Red Sox first baseman Triston Casas
First base was an obvious position of need entering the season but the Red Sox didn’t invest heavily in an upgrade for one clear reason – Triston Casas was coming. One of the top prospects in their farm system, he’d made his way to Triple-A and was knocking on the door to his big league debut. While Casas needed a bit more seasoning in Worcester, the Red Sox felt that they could rely on internal options to hold down the fort until the hulking young prospect was ready.
The plan backfired when Casas injured his ankle in May, putting him on the shelf for nearly two months. He returned to the WooSox lineup near the end of July, but needed time to regain his rhythm at the plate.
When it reached the point in the season at which Casas was eligible to be called up while still retaining his rookie status for 2023, the Sox still kept him in Triple-A. Rosters expanded at the beginning of September; still no Casas. He finally made his major league debut on September 4, by which point the Red Sox weren’t technically eliminated, but realistically, long out of the playoff race.
While waiting for his arrival, the Red Sox relied primarily on the platoon of Bobby Dalbec and Franchy Cordero to cover first base. The duo was a disastrous pairing that any team with playoff aspirations never should have settled on for as long as Boston did.
Red Sox first basemen are dead-last in the majors with a collective .204 batting average, per FanGraphs. Their 78 wRC+ is tied for the third-worst at the position and their .283 wOBA ranks 27th.
As poorly as they performed at the plate, Red Sox first basemen have been just as much of a liability in the field. Dalbec is near the bottom of the league with -5 defensive runs saved with Cordero right behind him with -4 DRS. That’s horrific when you consider that they’ve been splitting time. If you combined them into one full-time first baseman, their -9 DRS would be the worst in the majors at the position.
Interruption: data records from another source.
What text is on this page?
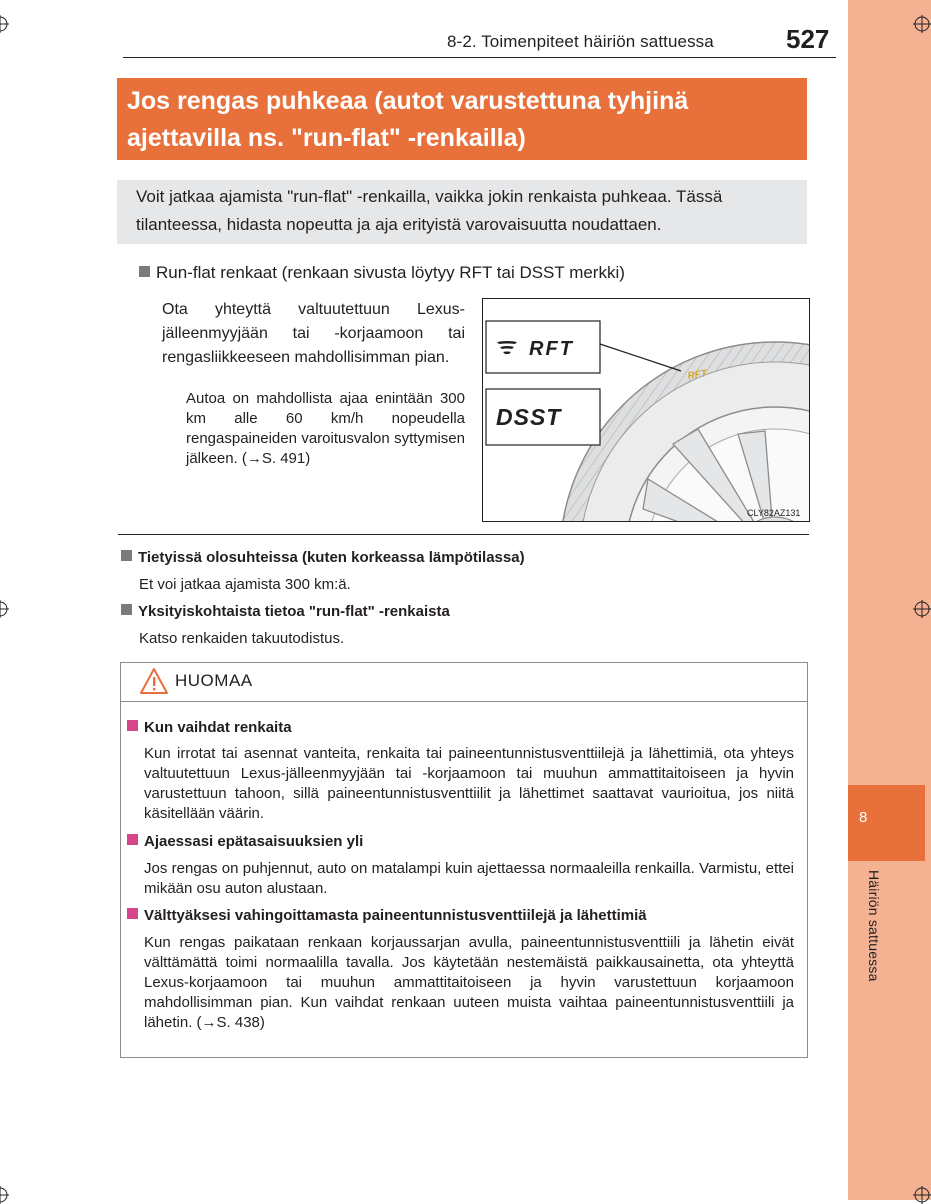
8
Häiriön sattuessa
8-2. Toimenpiteet häiriön sattuessa	527
Jos rengas puhkeaa (autot varustettuna tyhjinä ajettavilla ns. "run-flat" -renkailla)
Voit jatkaa ajamista "run-flat" -renkailla, vaikka jokin renkaista puhkeaa. Tässä tilanteessa, hidasta nopeutta ja aja erityistä varovaisuutta noudattaen.
Run-flat renkaat (renkaan sivusta löytyy RFT tai DSST merkki)
Ota yhteyttä valtuutettuun Lexus-jälleenmyyjään tai -korjaamoon tai rengasliikkeeseen mahdollisimman pian.
Autoa on mahdollista ajaa enintään 300 km alle 60 km/h nopeudella rengaspaineiden varoitusvalon syttymisen jälkeen. (→S. 491)
RFT
RFT
DSST
CLY82AZ131
Tietyissä olosuhteissa (kuten korkeassa lämpötilassa)
Et voi jatkaa ajamista 300 km:ä.
Yksityiskohtaista tietoa "run-flat" -renkaista
Katso renkaiden takuutodistus.
HUOMAA
Kun vaihdat renkaita
Kun irrotat tai asennat vanteita, renkaita tai paineentunnistusventtiilejä ja lähettimiä, ota yhteys valtuutettuun Lexus-jälleenmyyjään tai -korjaamoon tai muuhun ammattitaitoiseen ja hyvin varustettuun tahoon, sillä paineentunnistusventtiilit ja lähettimet saattavat vaurioitua, jos niitä käsitellään väärin.
Ajaessasi epätasaisuuksien yli
Jos rengas on puhjennut, auto on matalampi kuin ajettaessa normaaleilla renkailla. Varmistu, ettei mikään osu auton alustaan.
Välttyäksesi vahingoittamasta paineentunnistusventtiilejä ja lähettimiä
Kun rengas paikataan renkaan korjaussarjan avulla, paineentunnistusventtiili ja lähetin eivät välttämättä toimi normaalilla tavalla. Jos käytetään nestemäistä paikkausainetta, ota yhteyttä Lexus-korjaamoon tai muuhun ammattitaitoiseen ja hyvin varustettuun korjaamoon mahdollisimman pian. Kun vaihdat renkaan uuteen muista vaihtaa paineentunnistusventtiili ja lähetin. (→S. 438)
Acquiring Eric Hosmer at the trade deadline was supposed to shore up the position. Naturally, he lasted only 12 games before landing on the injured list. At this point, it’s pretty clear that he is done for the year, even if the Sox haven’t made that official yet.
Casas hasn’t exactly taken the league by storm since his debut, hitting a meager .115 with a .579 OPS. It’s only been nine games though! Most prospects struggle to adjust in their first taste of the big leagues. Casas has flashed signs of his power potential with a pair of home runs. He has shown a keen eye for the batting zone. The batting average is ugly but Casas isn’t chasing bad pitches and he’s making solid contact. There’s no doubt that he’ll make the proper adjustments and become the hitter scouts raved about.
Casas was swinging the bat well at the time that he hurt his ankle and was on the verge of being called up. An early June debut would have allowed Casas to acclimate to the major league level by about the midpoint of the season, giving the Red Sox a more reliable bat at his position. We’ve only seen a small sample so far, but Casas has fielded his position admirably.
First base has been a dumpster fire for the Red Sox this season but if Casas hadn’t had an injury setback that delayed his debut, they would have received a significant upgrade at the plate and on the field at a point in the season when it still would have mattered.